When sex crimes happen, the physical damage to the victim is often incomparable to the emotional damage that occurs during and after the attack. It’s hard for people to know if what they’re saying is hurtful or harmful when patriarchal culture normalises inconsiderate and sexist remarks all the time.
After the attack, I realised how destructive all the responses from my friends were. To my horror and revulsion, I realised that I had been guilty of saying and doing the same thing in the past.
It took me over a year to get over the assault, but it took years for me to get over all the comments I got in the aftermath.
Some of my friendships were never the same again, even though I didn’t blame my friends for their knee-jerk reactions. I just couldn’t bring myself to hang out with them anymore.
They were well-meaning but their seemingly innocuous remarks felt even more wrong than what Jan had done.
I hope this article will at least help you avoid doing the same things, should you ever be in a similar situation of having to comfort a victim of an assault.
Reassure her (or him, because sexual assault isn’t just limited to women!) that they have your support. Be empathetic rather than reactive. Don’t take away their freedom to make their own choices – they were just so recently robbed of that.
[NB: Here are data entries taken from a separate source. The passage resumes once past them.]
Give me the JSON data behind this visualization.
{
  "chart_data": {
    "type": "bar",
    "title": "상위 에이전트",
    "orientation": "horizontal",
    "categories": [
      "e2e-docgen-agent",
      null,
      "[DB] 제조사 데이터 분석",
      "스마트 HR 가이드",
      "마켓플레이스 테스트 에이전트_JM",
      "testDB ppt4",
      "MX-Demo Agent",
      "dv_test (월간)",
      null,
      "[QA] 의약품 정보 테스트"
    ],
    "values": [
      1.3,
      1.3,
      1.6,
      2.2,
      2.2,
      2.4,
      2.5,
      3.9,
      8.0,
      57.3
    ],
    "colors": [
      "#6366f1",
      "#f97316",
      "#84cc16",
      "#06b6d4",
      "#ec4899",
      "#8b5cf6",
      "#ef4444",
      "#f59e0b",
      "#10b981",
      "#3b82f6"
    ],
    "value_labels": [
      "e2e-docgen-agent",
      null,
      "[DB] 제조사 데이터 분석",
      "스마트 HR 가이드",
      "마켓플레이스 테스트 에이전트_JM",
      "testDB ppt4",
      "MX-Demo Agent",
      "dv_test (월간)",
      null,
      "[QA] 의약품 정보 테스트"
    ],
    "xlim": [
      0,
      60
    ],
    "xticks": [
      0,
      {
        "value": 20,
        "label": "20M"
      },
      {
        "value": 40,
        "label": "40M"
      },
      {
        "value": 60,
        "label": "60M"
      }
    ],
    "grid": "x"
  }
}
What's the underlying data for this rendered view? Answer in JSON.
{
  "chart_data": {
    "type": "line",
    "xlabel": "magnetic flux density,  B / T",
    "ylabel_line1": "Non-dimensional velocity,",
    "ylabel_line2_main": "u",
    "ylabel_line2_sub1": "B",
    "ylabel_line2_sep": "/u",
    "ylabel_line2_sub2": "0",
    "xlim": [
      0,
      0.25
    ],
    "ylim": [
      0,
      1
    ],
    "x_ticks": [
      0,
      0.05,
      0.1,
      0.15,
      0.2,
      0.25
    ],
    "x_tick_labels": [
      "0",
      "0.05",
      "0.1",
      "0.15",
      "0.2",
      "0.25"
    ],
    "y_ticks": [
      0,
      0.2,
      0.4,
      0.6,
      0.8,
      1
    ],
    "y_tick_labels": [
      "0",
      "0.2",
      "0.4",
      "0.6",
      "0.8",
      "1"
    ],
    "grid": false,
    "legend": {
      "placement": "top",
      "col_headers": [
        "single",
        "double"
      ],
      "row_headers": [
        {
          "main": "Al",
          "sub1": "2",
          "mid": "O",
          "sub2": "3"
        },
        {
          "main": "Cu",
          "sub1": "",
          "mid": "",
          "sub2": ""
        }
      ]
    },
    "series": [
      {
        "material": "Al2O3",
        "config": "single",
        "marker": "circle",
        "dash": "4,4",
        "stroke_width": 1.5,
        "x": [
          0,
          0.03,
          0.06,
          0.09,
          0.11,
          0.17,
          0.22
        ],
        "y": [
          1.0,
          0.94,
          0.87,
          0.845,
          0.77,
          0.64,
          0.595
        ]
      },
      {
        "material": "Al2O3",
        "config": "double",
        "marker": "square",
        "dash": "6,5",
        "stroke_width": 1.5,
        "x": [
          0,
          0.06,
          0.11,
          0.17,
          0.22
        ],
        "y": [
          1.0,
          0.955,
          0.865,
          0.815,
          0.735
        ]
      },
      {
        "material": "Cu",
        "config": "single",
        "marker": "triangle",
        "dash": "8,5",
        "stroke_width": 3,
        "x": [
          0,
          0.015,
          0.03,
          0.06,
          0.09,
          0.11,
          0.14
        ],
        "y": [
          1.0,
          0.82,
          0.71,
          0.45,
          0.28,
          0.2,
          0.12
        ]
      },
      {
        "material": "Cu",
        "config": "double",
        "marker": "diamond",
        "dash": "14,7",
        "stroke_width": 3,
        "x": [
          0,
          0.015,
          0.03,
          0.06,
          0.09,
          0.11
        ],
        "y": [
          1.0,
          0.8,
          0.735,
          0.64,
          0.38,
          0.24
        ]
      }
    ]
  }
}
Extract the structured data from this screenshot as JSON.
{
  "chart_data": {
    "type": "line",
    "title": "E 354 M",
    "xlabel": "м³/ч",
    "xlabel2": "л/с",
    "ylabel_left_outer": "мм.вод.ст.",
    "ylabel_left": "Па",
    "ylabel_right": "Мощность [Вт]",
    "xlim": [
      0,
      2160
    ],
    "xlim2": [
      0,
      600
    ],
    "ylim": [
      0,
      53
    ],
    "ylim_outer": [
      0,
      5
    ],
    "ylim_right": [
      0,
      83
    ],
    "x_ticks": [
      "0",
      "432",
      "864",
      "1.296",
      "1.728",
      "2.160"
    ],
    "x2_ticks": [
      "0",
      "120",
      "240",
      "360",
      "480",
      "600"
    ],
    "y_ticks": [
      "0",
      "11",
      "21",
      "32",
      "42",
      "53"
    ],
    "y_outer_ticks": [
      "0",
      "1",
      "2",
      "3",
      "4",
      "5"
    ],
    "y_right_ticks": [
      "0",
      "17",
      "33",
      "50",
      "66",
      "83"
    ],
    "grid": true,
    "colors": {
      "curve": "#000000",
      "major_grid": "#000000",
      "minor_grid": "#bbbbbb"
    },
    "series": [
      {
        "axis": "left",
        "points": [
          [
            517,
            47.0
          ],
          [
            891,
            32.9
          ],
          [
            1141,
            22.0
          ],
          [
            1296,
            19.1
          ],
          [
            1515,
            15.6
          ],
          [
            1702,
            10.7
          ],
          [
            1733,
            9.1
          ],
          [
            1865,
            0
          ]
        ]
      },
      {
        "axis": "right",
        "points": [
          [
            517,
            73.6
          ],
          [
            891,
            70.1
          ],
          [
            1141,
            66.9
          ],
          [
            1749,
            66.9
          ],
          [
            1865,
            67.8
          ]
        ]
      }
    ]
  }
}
Make effort to actively listen, to really hear what they have to say. Do not attempt to impose your own emotions upon them – try to remain as objective as possible. They are in too fragile a state to handle your strong negative feelings.
For someone to simply just listen non-judgementally is already a great relief for those suffering through any sexual assault crisis.
Once they begin to heal, they will thank you for being the person who gave them the strong, undemanding support that they really needed.
Trust us – we truly appreciate you comforting us without judgement, and just being the objective voice of reason.